Ein kultureller Clash der Extraklasse!
Moslem Mahmut, der alles andere als nach den Regeln des heiligen Korans lebt und es mit dem Praktizieren seiner Religion auch nicht allzu ernst nimmt steht vor einem Scherbenhaufen:
Nicht dass es reichen würde, dass sein Sohn eine Frau heiraten will deren Schwiegervater ein von ihm und seinem Umfeld geächteter fundamentalistischer Prediger ist, nach dem Tod seiner Mutter findet er eine Adoptionsurkunde mit seinem Namen und ein wenig schnelle Recherche ergibt das unbegreifliche - Mahmut ist gebürtiger Jude.

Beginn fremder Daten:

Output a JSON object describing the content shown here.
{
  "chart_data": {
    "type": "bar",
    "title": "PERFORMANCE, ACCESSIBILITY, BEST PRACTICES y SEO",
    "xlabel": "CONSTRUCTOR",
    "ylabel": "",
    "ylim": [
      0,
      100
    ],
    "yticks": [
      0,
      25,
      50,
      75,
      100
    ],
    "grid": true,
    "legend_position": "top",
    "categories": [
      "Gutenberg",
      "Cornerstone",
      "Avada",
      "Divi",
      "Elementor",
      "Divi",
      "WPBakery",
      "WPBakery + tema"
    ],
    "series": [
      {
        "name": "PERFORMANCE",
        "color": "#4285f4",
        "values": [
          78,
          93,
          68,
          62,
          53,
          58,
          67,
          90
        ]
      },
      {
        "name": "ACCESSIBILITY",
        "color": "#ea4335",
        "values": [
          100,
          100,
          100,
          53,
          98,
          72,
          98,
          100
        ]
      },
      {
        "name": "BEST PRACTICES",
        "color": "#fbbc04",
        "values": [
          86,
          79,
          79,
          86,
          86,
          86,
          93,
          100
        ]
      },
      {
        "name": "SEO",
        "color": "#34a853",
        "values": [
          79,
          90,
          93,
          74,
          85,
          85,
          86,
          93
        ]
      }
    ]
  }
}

Wie geht man, selber mit Vorurteilen groß geworden, die im eigenen Kopf und im Umfeld zutiefst verankert sind, damit um? Zunächst mal geheim halten und daraus entsteht im Folgenden eine Menge Zündstoff!

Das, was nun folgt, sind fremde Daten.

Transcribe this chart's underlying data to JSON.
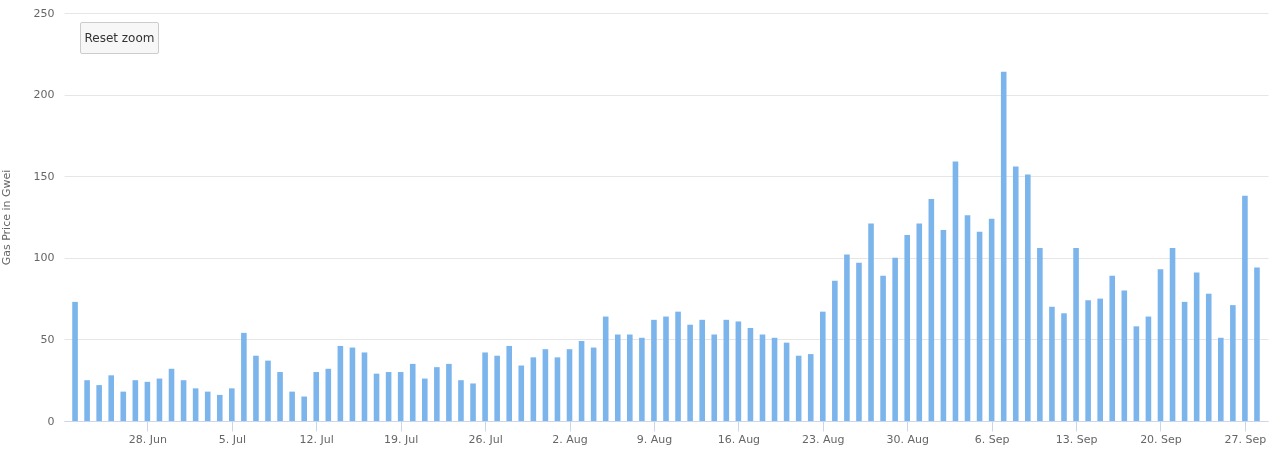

"Alles Koscher" porträtiert bewusst überzogen, teilweise urkomisch, die abstruse Suche Mahmut bzw. Solli's nach seinen Wurzeln, seiner Religion und zuletzt auch nach sich selbst, überzeichnet die gängigen Klischees maßlos - und das ganz bewusst - um im Resultat aufzuzeigen wie falsch und sinnlos sie und sämtliche Vorurteile eigentlich sind. Wenn Solli / Mahmut unter seiner muslimischen Gebetskappe die jüdische Kippa trägt, um je nach Bedarf und Umfeld wechseln zu können, spätestens aber als er zwischen den aufgeschaukelt, gröhlenden Mobs steht - links Moslems, rechts Juden - und je nachdem was er gerade darstellt von der einen oder der anderen Seite ausgebuht wird, ist klar: Ein Mensch ist und bleibt der Mensch der er ist, da ändert auch keine Religion, keine Kopfbedeckung und nicht die Sprache des Gebetes etwas. Und dafür soll und muss man einen Mensch achten, schätzen (oder je nach Person auch verabscheuen): Primär für seinen Charakter, nicht seine Religion!

Diese Kernaussage will der Film vermitteln und schafft das, trotz etwas zäher Passagen und einem sehr formel- und hollywoodhaften Schlussplädoyer ziemlich gut und vor allem mörderisch witzig.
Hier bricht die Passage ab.